The 7th Symposium on Neutrinos and Dark Matter in Nuclear Physics (NDM22) will be held in Asheville, North Carolina, USA, from May 16 to May 21, 2022.
The meeting will take place at the Cambria Downtown Asheville Hotel (15 Page Avenue, Asheville, NC, 28801, US). All conference events at the hotel will take place on the 4th floor centered around the Arcade Ballroom.
The scientific program of NDM22 will include invited plenary talks, parallel talks, and posters from both an experimental and theoretical perspective.
News and updates
- The zoom connection information has been emailed to all participants. If you did not receive this information (and have checked your spam folder), please email Vince Guiseppe
- Participation is confirmed only if a registration fee payment is made in advance through the registration process.
- Registration closed on April 10, 2022 for in-person participation.
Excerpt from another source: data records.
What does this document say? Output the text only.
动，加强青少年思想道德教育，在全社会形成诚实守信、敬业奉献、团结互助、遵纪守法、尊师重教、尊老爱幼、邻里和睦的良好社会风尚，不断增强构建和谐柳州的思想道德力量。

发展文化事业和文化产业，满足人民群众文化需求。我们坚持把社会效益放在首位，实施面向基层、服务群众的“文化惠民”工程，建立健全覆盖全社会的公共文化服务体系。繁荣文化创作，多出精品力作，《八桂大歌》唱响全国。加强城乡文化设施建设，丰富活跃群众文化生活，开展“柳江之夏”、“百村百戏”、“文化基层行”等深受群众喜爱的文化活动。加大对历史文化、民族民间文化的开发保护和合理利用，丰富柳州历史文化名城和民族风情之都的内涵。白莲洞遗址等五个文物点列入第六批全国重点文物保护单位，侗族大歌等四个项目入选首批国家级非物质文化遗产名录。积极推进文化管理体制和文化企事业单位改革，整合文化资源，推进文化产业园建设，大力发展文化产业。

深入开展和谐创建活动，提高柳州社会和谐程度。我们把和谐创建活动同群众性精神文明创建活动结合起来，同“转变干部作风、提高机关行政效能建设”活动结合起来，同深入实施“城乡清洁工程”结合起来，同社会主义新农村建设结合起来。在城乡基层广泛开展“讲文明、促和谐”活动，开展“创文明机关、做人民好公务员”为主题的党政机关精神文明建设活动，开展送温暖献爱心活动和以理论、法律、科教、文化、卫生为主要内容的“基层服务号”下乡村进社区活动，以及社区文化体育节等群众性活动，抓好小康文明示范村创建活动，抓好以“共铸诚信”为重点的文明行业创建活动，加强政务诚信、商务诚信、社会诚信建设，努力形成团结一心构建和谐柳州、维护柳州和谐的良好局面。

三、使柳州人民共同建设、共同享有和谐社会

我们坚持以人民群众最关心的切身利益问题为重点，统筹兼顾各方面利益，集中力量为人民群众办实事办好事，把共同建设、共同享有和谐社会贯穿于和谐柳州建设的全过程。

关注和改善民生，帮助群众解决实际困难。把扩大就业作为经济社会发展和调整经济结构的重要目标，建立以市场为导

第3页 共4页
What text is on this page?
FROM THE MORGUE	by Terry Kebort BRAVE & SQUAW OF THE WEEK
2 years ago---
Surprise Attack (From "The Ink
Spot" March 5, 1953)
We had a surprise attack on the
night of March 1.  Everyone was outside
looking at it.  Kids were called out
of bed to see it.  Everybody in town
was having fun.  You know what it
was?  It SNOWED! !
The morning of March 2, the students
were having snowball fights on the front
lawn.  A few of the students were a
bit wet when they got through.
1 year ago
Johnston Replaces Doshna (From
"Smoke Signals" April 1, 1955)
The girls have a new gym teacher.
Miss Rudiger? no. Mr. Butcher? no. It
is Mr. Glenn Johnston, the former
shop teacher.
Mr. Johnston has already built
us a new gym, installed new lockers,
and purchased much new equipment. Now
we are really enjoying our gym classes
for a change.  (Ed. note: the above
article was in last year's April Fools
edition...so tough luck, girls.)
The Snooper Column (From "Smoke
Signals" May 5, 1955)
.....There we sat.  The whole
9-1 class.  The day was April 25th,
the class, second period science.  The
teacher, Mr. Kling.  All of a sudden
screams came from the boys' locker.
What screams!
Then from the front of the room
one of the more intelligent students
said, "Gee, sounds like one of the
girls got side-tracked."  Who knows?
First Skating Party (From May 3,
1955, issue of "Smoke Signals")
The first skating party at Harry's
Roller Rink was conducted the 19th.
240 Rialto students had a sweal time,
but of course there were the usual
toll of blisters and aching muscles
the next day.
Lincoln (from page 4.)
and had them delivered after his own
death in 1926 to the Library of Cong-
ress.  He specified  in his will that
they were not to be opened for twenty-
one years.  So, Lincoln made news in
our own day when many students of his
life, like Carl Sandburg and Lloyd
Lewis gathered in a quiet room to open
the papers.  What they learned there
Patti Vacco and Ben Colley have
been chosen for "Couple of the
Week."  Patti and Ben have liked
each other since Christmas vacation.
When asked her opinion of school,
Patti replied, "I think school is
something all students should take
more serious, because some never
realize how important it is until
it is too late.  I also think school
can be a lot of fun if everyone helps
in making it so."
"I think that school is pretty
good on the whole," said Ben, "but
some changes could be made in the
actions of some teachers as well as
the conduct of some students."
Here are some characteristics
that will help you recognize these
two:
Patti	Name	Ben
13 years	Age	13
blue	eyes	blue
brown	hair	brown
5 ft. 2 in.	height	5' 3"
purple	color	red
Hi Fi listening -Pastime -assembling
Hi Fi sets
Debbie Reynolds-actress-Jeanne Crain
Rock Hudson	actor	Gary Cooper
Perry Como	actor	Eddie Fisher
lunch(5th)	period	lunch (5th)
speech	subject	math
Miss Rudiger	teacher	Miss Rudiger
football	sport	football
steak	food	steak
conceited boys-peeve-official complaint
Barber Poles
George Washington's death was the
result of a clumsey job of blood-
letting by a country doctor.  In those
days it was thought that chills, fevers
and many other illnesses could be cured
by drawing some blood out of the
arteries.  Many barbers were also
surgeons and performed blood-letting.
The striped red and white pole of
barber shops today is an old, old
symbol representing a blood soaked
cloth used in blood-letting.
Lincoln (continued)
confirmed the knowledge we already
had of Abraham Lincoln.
Late registration to attend remotely over zoom will continue until May 7, 2022. Note, registration is confirmed only if a registration payment is made in advance of the meeting.
- Hotel booking link is now posted under the Lodging & Travel Information page. Rooms will be held through April 15, 2022.
- The Call for Abstracts has closed.
NDM22 is the latest in a series of symposia that began with a conference in Nara, Japan, in 2003. NDM06 took place in Paris, NDM09 in Madison, Wisconsin, NDM12 in Nara (again), NDM15 in Jyvaskyla, Finland, and NDM18 in Daejeon, Korea. Plans for an NDM21 in North Carolina had to be altered because of the pandemic.
The NDM symposia are designed to bring together researchers in the fields of neutrino physics, astrophysics, dark-matter physics, and nuclear-structure physics to discuss the theory and experimental developments needed to investigate neutrinos and dark matter with nuclear targets or decay, astrophysical phenomena, etc. With the growing role of astrophysics and low-energy experiments in fundamental physics, the NDM symposia are an increasingly important way to exchange ideas and results among people from different areas. No other large meetings address, for example, the role of nuclear structure in fundamental physics.